To make a long story short: 'Disa' is the scientific name of both a
butterfly and an orchid, Erebia disa (Thunberg, 1791) and Disa uniflora (Bergius,
1767). The insect and the flower were named by two Swedish or more precisely
Uppsala naturalists who with this choice of name independently honored a
mythical figure of local renown, Queen Disa of Uppsala in Svealand, the title
character of the first Swedish play, by Messenius, for a time annually performed by
Uppsala students. Kinbote may have been oblivious to this derivation, but
Nabokov certainly was not. There is a strong hint in 'Pale Fire' that 'Disa' is
indeed a reference to that Scandinavian butterfly: the next entry in
Kinbote's index is 'Embla,' a Zemblan town, and that is another figure of
Scandinavian mythology (the first woman) as well as another Erebia butterfly, also
named by Thunberg in the same year and closely related to Erebia disa; their
habitat overlaps.

There even is a special point to the reference to Queen Disa which nobody so
far seems to have noticed. Disa was famous as a clever and good queen. Her
fame rested mainly on a piece of advice she had given the king. In fact it
had seemed so ingenious to him that it made him marry her though she was
only a village mayor's daughter. During a time of desperate famine, an Uppsala
"thing" had decided to have the old and the sick killed. Disa suggested a
way to to avoid this severe measure: instead of killing them, to send them
away to Norrland (the north of today's Sweden). Her advice was accepted, parts
of the population were deported to Norrland, and the chances of those
remaining to survive the famine were again on the rise.

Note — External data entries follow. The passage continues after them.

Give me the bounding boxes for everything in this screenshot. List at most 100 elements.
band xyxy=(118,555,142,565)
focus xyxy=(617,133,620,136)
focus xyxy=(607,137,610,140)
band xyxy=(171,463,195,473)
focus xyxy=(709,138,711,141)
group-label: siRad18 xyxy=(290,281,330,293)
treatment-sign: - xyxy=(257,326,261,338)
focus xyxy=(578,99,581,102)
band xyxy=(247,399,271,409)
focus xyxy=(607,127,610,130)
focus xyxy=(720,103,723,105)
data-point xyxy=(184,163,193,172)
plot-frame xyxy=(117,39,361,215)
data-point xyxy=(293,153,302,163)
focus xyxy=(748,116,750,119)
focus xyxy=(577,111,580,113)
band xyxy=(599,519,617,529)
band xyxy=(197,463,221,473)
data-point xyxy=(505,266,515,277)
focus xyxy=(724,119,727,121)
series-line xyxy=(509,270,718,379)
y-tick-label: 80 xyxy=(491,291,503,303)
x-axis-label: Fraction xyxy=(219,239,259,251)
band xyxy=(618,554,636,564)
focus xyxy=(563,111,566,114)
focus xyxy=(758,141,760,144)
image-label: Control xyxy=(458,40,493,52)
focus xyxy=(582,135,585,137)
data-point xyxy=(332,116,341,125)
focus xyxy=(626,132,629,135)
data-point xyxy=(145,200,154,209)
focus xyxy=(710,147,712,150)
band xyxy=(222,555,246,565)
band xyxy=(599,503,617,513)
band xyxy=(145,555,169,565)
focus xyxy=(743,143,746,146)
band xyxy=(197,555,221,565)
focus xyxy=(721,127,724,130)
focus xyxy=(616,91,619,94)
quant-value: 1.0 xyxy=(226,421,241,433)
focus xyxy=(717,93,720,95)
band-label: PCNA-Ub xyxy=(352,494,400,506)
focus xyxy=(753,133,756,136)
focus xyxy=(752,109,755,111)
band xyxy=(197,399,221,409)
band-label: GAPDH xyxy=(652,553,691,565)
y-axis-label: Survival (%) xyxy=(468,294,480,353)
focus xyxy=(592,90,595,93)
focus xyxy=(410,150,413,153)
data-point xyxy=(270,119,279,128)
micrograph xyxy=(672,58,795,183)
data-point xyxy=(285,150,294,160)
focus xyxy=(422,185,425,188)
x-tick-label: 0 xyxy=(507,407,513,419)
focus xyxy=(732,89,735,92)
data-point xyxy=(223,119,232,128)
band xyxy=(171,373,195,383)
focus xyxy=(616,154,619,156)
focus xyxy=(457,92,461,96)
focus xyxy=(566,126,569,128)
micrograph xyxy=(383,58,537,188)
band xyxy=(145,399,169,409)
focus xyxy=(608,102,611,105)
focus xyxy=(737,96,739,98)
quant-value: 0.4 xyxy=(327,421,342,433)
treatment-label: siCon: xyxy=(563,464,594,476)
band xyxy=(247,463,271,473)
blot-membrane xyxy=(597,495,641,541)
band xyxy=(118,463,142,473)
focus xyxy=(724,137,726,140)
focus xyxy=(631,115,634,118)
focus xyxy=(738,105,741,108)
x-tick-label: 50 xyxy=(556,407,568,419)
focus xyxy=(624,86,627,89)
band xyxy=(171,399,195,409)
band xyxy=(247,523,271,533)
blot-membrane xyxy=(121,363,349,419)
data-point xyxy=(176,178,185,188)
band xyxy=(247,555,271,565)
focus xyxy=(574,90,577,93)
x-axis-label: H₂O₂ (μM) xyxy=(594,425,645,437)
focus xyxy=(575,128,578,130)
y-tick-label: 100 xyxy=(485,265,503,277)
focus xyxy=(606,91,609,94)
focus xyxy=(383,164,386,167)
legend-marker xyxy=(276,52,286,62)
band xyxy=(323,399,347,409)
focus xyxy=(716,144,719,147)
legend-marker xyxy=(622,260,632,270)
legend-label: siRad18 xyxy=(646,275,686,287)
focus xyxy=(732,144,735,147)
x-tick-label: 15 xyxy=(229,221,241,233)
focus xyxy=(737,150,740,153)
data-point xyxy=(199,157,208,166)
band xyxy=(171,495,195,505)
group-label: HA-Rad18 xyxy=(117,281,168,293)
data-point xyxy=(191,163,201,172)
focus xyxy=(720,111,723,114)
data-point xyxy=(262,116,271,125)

Now if this ever happened in reality, the chances of the old and sick to
survive in wild, cold and dark Norrland would have been very small, and sending
them there would have been just another way of sentencing them to death. But
not if in the place of Norrland there would have been kindly Zembla, as
Kinbote's tales suggest! In this case everybody might have survived, the deportees
would have become Zembla's first settlers, and clever Queen Disa would have
been a kind of founding patron of this country.